The Walton brothers are back and rested from their rafting trip down the Colorado River, full of stories, memories, and the gratification one gets from completing a once-in-a-lifetime wilderness adventure. Over eleven days, they rafted 192 miles, bucking through 66 rapids, 28 of which were level IV or V (i.e., significantly formidable). Since the Colorado is open to paddlers only by permit, almost everyone on the river is with a professional outfitting group. This is good because the rapids and cold water (around 50 degrees) are dangerous even when you know what you are doing.

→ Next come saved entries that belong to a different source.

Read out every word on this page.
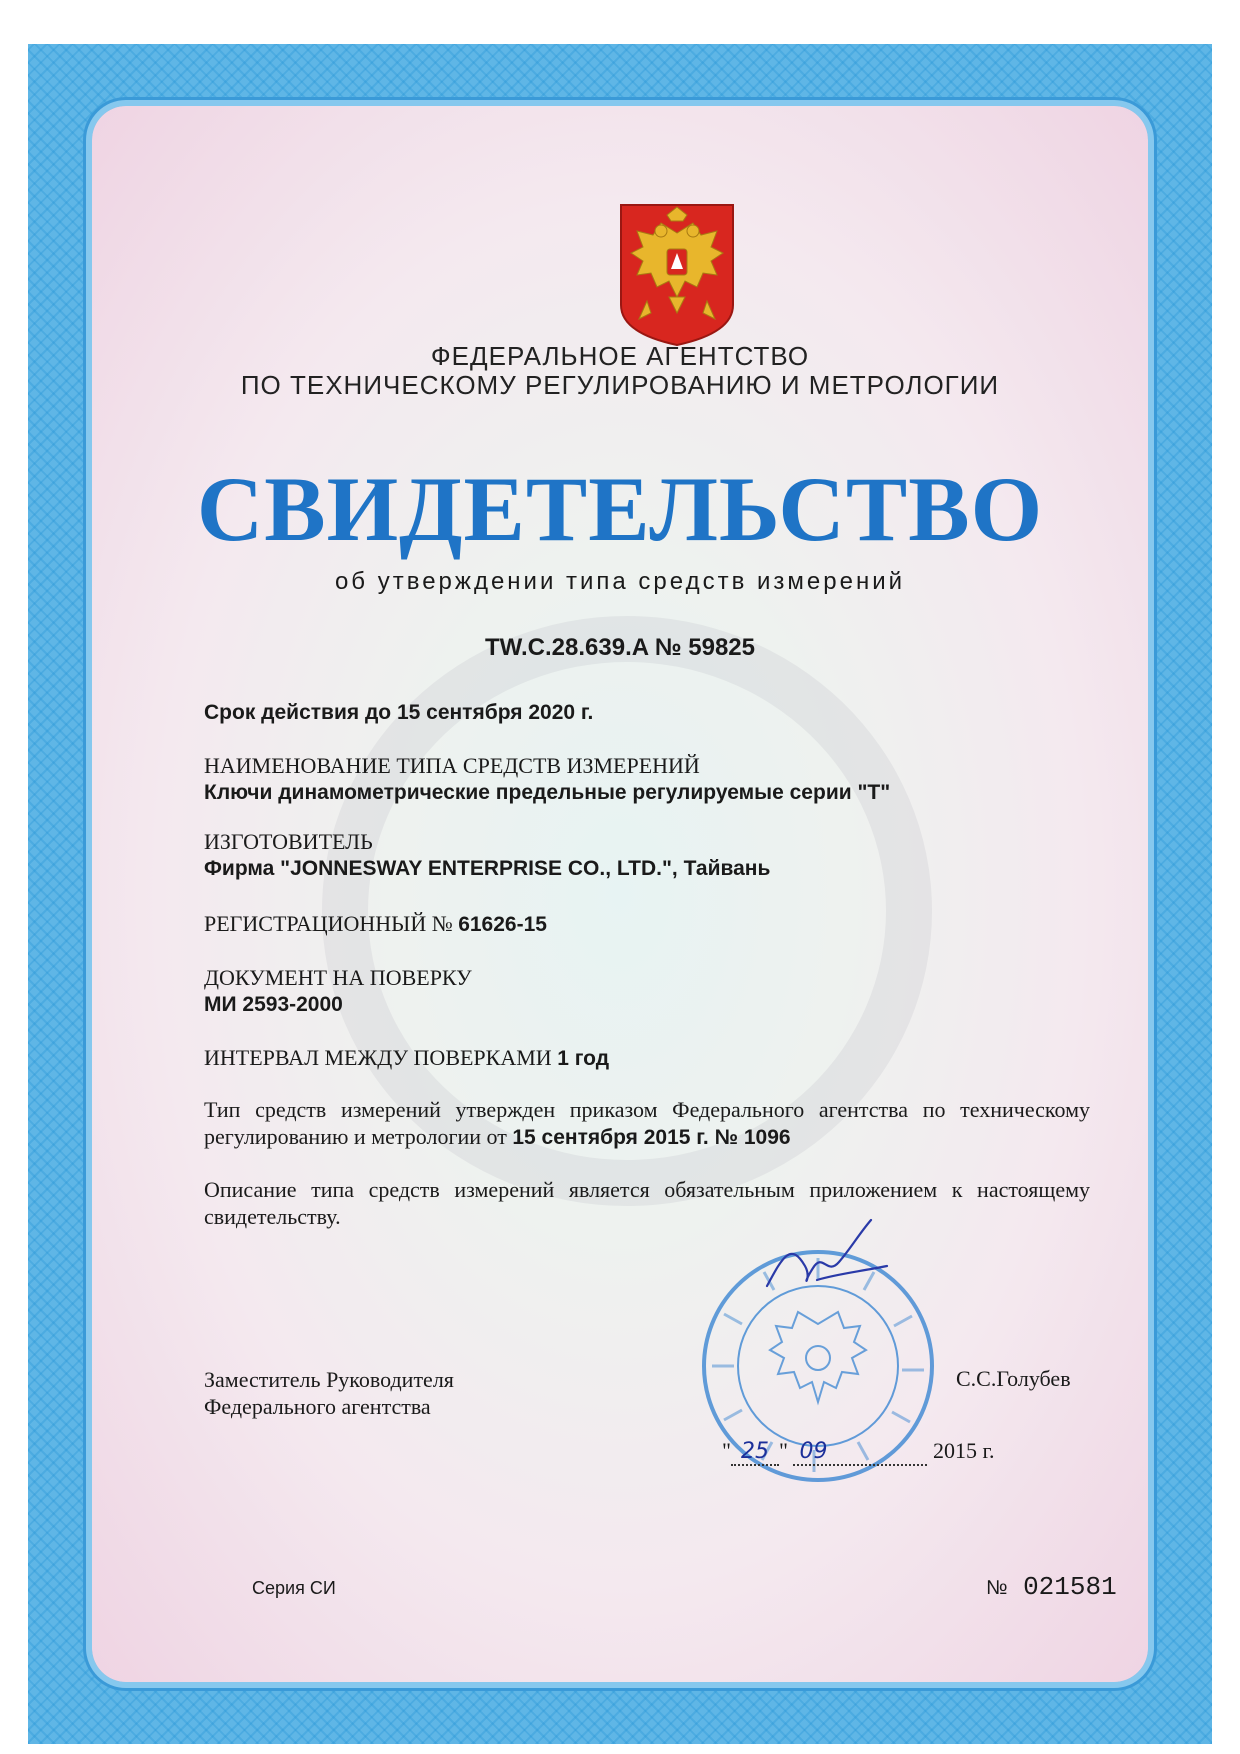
ФЕДЕРАЛЬНОЕ АГЕНТСТВО
ПО ТЕХНИЧЕСКОМУ РЕГУЛИРОВАНИЮ И МЕТРОЛОГИИ
СВИДЕТЕЛЬСТВО
об утверждении типа средств измерений
TW.C.28.639.A № 59825
Срок действия до 15 сентября 2020 г.
НАИМЕНОВАНИЕ ТИПА СРЕДСТВ ИЗМЕРЕНИЙ
Ключи динамометрические предельные регулируемые серии "T"
ИЗГОТОВИТЕЛЬ
Фирма "JONNESWAY ENTERPRISE CO., LTD.", Тайвань
РЕГИСТРАЦИОННЫЙ № 61626-15
ДОКУМЕНТ НА ПОВЕРКУ
МИ 2593-2000
ИНТЕРВАЛ МЕЖДУ ПОВЕРКАМИ 1 год
Тип средств измерений утвержден приказом Федерального агентства по техническому регулированию и метрологии от 15 сентября 2015 г. № 1096
Описание типа средств измерений является обязательным приложением к настоящему свидетельству.
Заместитель Руководителя
Федерального агентства
С.С.Голубев
" 25 " 09	2015 г.
Серия СИ	№ 021581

So the brothers joined 12 other trippers at the South Rim of the Grand Canyon, as well as 4 guides and 4 support staff from O.A.R.S. outfitters. They spent time at the start in orientation: man-overboard drills, helmet rules, and “groover” instructions (a groover is a backcountry toilet for solid waste, because we all know that everything we eat must come out, and that on the Colorado, everything solid that comes out must be packed out). At 4:00 a.m. the next day, they set off down the Bright Angel trail from the rim of the Grand Canyon hiking down (with a capital D), nearly 10 miles to Phantom Ranch and the Colorado River. They began in a frosty, pitch dark with headlamps, and 3 water bottles apiece. By the time they reached the bottom it was 95 degrees and they were footsore, more than ready to on the river. The rafts were awaiting them in the cool brown Colorado, 4 for the 16 trippers and 4 guides, and support staff with other rafts with supplies like food, drink, gear, and groover. The group all agreed that this was the most physically-challenging day of the trip, and that hiking 10 miles downhill makes everything hurt: back, hips, knees, and, most especially, toes.
When you trip with an outfitter, you have to learn that you are the patron, and the staff is there to serve you.
This is so unlike any trip you would plan and execute on your own; on this trip, carrying the gear, brewing the coffee at 5:30 a.m., cooking the food, cleaning up the camp kitchen, and steering the raft through dangerous rapids was all done for the trippers. This is fun for most people, and allows them a chance to enjoy being in the wilderness without any of the obligations of planning and paddling. But, for the two paddling Walton brothers, this was hard. They enjoy the process, and welcome hard physical challenges, where testing themselves against the beauty, danger, and mystery of the wilderness is the main thrust of why they go in the first place. This is not to say they didn’t have a terrific time on the Colorado, only that they would have enjoyed a more hands-on experience.
It begs several questions that have plagued the national parks for decades. How do we get more people in touch with what the wilderness has to teach, and accommodate the novice explorer’s lack of expertise and physical fitness, while preserving the true notion of “wilderness”? How do we make the wilderness accessible and relatable for people with disabilities? We know that hands-on experience is a master teacher. So, if we want people to advocate for wilderness preservation, how do we help them be active participants instead of passive passengers?
The world is shrinking. The national parks are experiencing record numbers of visitors, and the wildness of the lands the government preserves is in peril when accessibility/development is at loggerheads with preservation of the virgin wilderness.
Edward Abbey, John Muir, and Henry Thoreau would decry the bulldozers ripping and gnawing at the wilderness so that the auto, RV, motor boat, and trail bike can reach far corners, in faster time, than would happen if we could only get there on foot, or with mute paddle.
What’s lost is the silent stretch of time and physical challenge that births reverence and awe in the undiminished wilds, something that industrial tourism* can never authentically afford. For now, there’s the shallow surface beauty that national park visitors can enjoy in a quick stop-for-a-day.
The deeper, more mysterious, yet difficult to access “unhurried grace”* of the wilderness, is won
only by those able and willing to do the hard work to get out and away from the crowds, and it is diminishing by the year.
* Edward Abbey. Desert Solitaire. Chapter 4. 1968.